Mice fed with a high fat diet showed high levels of FOXO1, accompanying activation of endoplasmic reticulum stress and necroptosis. Further, sustained PA stimulation caused ER stress and necroptosis in AML12 cells. At the same time, protein levels of FOXO1 increased significantly. Inhibition of FOXO1 with AS1842856 alleviated ER stress and necroptosis.
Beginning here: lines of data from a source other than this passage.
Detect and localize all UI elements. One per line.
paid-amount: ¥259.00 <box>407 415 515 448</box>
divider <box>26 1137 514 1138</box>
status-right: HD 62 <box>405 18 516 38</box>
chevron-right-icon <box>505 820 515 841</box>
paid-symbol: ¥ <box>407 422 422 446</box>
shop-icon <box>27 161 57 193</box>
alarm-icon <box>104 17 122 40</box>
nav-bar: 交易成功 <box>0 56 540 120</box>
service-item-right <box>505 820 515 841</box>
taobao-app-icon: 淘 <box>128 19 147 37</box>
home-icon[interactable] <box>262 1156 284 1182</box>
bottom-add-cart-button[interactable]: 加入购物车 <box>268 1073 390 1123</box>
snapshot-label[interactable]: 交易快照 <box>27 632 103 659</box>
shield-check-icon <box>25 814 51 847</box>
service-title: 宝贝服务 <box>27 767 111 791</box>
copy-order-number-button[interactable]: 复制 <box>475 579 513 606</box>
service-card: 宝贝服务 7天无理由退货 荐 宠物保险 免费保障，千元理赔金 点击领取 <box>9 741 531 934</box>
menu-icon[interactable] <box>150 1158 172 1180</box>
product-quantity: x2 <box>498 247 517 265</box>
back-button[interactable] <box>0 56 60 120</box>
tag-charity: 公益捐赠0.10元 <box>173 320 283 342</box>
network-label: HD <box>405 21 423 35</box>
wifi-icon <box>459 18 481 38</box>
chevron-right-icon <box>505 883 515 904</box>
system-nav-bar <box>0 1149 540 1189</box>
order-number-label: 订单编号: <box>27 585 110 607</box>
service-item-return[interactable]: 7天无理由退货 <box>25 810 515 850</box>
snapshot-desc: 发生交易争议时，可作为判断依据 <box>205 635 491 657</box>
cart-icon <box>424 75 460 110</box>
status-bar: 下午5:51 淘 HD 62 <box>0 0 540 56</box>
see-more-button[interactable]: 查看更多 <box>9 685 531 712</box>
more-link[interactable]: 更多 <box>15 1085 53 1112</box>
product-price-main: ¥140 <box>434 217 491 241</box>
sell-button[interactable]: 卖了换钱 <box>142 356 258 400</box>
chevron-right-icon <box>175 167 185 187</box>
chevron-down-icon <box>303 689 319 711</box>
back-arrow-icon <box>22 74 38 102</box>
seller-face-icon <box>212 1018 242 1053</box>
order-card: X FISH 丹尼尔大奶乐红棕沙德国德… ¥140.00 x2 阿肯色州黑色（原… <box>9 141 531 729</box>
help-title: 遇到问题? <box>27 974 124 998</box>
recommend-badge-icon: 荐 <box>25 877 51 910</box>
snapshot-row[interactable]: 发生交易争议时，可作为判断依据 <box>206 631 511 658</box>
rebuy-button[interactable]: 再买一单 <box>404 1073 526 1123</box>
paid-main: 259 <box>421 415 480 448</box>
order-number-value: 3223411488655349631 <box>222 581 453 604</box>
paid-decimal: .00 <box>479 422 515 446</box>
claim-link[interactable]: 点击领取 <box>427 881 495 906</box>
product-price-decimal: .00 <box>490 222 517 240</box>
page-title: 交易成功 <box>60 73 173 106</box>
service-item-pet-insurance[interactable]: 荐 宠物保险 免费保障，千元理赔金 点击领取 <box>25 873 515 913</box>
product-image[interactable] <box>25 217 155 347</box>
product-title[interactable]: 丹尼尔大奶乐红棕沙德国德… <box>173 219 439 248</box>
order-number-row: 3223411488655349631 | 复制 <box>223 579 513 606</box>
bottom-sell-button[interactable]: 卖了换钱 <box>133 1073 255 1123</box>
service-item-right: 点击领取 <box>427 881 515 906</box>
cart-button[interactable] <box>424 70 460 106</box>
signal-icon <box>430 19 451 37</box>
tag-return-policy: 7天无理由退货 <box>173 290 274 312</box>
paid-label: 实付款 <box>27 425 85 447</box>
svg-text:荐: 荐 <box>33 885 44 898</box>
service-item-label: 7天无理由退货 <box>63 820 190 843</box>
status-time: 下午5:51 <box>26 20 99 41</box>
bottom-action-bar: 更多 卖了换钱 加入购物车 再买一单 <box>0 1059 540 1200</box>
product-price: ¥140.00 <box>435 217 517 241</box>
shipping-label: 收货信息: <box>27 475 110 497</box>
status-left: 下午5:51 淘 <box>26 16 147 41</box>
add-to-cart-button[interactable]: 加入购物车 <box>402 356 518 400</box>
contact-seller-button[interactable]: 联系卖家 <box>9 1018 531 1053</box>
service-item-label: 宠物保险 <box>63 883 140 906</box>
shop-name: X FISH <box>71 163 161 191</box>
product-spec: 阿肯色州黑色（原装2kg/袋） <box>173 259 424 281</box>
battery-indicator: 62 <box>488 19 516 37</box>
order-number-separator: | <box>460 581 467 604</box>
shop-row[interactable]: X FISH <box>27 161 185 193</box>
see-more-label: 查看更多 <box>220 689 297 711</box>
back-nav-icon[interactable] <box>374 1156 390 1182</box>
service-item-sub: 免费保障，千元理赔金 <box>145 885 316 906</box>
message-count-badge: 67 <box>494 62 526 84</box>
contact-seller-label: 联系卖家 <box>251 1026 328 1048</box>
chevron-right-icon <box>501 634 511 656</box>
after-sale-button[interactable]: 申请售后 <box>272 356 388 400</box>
Additionally, treatment of mice with a FOXO1 inhibitor ameliorated liver function after they were fed with a high fat diet, displaying better liver condition and lighter necroptosis.

Significance

Inhibition of FOXO1 attenuates ER stress and necroptosis in a mouse model of non-alcoholic steatohepatitis.